Every person who deals with this kind of bullshit (whether it’s holiday-related or not) gets to decide how they want to handle it. You are, as always, the boss of your underpants.
Let me suggest that you don’t have to put up with body-shaming (during holidays you celebrate or any other time). You don’t have to put up with body snarking, body stigma, or concern trolling. You don’t have to allow a running commentary on your body, health, or food choices from anyone. You don’t have to accept treatment you don’t like because people are your family, friends, or because they “mean well”. And you don’t have to internalize other people’s bullshit, you don’t have to buy into the thin=better/healthier/prettier paradigm or be preached at by people who do.
Loving your body is an act of sheer courage and revolution in this culture. Instead of another article about how to avoid holiday weight gain, here’s what I would like to see all over Facebook, and hear on the radio, television and at gatherings all over the world during the holidays and every other time of year:
My body is not a representation of my failures, sins, or mistakes.
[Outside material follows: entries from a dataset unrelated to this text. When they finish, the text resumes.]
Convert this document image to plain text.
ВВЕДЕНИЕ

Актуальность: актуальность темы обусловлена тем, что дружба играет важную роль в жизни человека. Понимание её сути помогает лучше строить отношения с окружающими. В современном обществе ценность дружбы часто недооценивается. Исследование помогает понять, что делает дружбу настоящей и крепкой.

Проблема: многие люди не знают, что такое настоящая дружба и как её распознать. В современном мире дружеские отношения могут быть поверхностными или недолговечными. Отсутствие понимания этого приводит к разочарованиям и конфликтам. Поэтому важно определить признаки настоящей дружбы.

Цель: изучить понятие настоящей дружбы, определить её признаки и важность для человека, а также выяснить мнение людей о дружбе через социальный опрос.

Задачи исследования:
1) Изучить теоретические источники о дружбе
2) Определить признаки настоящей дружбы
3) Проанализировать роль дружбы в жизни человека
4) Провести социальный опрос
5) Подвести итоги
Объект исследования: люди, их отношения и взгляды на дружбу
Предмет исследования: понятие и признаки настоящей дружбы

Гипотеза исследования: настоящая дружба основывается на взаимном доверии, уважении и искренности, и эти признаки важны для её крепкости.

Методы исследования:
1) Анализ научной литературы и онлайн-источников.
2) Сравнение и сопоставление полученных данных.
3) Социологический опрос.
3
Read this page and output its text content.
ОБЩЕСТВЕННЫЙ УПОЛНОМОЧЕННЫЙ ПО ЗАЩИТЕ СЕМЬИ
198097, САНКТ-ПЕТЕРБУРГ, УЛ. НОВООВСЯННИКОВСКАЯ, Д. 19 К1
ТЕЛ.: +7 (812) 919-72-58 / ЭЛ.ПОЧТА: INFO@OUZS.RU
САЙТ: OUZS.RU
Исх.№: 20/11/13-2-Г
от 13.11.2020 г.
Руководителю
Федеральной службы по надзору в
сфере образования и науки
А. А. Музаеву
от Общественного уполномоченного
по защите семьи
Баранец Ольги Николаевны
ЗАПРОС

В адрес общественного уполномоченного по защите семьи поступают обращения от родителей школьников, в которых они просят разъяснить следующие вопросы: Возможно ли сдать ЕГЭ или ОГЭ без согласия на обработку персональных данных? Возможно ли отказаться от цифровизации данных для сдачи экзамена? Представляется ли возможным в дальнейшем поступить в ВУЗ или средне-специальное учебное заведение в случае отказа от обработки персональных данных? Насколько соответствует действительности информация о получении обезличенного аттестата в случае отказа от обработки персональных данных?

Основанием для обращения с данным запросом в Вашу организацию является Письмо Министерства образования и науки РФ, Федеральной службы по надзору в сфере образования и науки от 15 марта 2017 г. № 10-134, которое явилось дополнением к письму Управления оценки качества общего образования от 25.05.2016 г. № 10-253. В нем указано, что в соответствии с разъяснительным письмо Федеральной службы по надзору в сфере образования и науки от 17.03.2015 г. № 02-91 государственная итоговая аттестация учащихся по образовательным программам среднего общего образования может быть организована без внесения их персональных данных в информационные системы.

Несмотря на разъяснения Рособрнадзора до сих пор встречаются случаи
My body is not a sign that I am in poor health, or that I am not physically fit neither of which is your business regardless. My body is not up for public discussion, debate or judgment. My body is not a signal that I need your help or input to make decisions about my health or life. My body is the constant companion that helps me do every single thing that I do every second of every day and it deserves respect and admiration. If you are incapable of appreciating my body that is your deficiency, not mine, and I do not care. Nor am I interested in hearing your thoughts on the matter so, if you want to be around me, you are 100% responsible for doing whatever it takes to keep those thoughts to yourself. If you are incapable of doing that I will leave and spend my time with people who can treat me appropriately. Please pass the green beans.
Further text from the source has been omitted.